Die jüngste Protestwelle kam an dem Tag, an dem Trump sich als hartgesottener Präsident für Recht und Ordnung unter dem Kommando des Bundes darstellte und friedliche Demonstranten mit Tränengas zurückdrängte, damit er zu einer nahe gelegenen Kirche gehen und mit einer Bibel posieren konnte.

Kurz vor Mitternacht wurde ein Beamter in der Nähe des Circus Circus Casinos in Las Vegas erschossen, wo die Polizei in drei Nächten der Gewalt, die auf friedliche Proteste früher am Tag folgten, 338 Personen festgenommen hatte. Die Polizei hatte kein unmittelbares Wort über den Zustand des Beamten.

Trump tauchte nach zwei Tagen aus der Öffentlichkeit auf und drohte in Bemerkungen des Rosengartens des Weißen Hauses, dass er “Tausende und Abertausende” von US-Truppen einsetzen würde. Dann machte er einen Überraschungsspaziergang durch den Lafayette Park zu einem Washingtoner Gotteshaus, bekannt als “Die Kirche der Präsidenten”, das bei den Protesten Feuerschäden erlitt.

Das Foto wurde von Bischof Mariann Edgar Budde verurteilt.

„Der Präsident hat gerade eine Bibel und eine der Kirchen meiner Diözese als Hintergrund für eine Botschaft verwendet, die den Lehren Jesu und allem, wofür unsere Kirche steht, widerspricht“, sagte sie.

Die Nation ist seit fast einer Woche von Gewalt über den Tod von Floyd geplagt. Die Proteste kommen nach Jahren der Suche nach Polizeireformen wegen wiederholter Fälle von Minderheiten, die in Polizeigewahrsam sterben, und zu einer Zeit, in der das Land bereits vom Ausbruch des Coronavirus und der Arbeitslosigkeit auf Depressionsniveau betroffen ist.

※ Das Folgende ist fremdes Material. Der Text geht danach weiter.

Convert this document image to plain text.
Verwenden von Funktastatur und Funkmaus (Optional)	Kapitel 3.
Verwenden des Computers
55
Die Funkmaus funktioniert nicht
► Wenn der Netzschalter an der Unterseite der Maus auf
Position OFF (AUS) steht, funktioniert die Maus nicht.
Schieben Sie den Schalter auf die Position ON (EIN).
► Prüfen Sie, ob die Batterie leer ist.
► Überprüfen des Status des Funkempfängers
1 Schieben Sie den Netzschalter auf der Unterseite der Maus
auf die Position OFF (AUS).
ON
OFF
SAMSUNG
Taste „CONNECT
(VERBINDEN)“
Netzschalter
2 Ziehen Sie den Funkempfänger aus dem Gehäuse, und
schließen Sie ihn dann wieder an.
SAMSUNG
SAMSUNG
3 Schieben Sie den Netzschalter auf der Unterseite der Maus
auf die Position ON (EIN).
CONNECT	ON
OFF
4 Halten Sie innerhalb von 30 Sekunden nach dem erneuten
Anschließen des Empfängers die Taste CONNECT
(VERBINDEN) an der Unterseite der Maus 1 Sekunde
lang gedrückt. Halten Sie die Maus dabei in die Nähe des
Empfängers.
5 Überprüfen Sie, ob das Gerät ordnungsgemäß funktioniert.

Wenn Gouverneure im ganzen Land die Nationalgarde nicht in ausreichender Anzahl einsetzen, um “die Straßen zu dominieren”, sagte Trump, das US-Militär würde eingreifen, um “das Problem für sie schnell zu lösen”.

Der Präsident, der seine zweite Amtszeit anstrebte, forderte ein Ende der hitzigen Proteste in Bemerkungen aus dem Rosengarten und versprach, mehr Gewalt anzuwenden, um dieses Ziel zu erreichen.

“Wir sitzen seit einiger Zeit auf einem Pulverfass und es ist geplatzt”, sagte Danielle Outlaw, Polizeikommissarin von Philadelphia, deren Beamte Hunderte von Festnahmen vorgenommen haben.

Minuten bevor Trump zu sprechen begann, begannen Soldaten der Polizei und der Nationalgarde, Hunderte friedlicher Demonstranten, die sich im Lafayette Park gegenüber dem Weißen Haus versammelt hatten, aggressiv zurückzudrängen, wo sie gegen Polizeibrutalität und Floyds Tod in Minneapolis sangen. Während Trump sprach, waren Tränengaskanister explodieren zu hören.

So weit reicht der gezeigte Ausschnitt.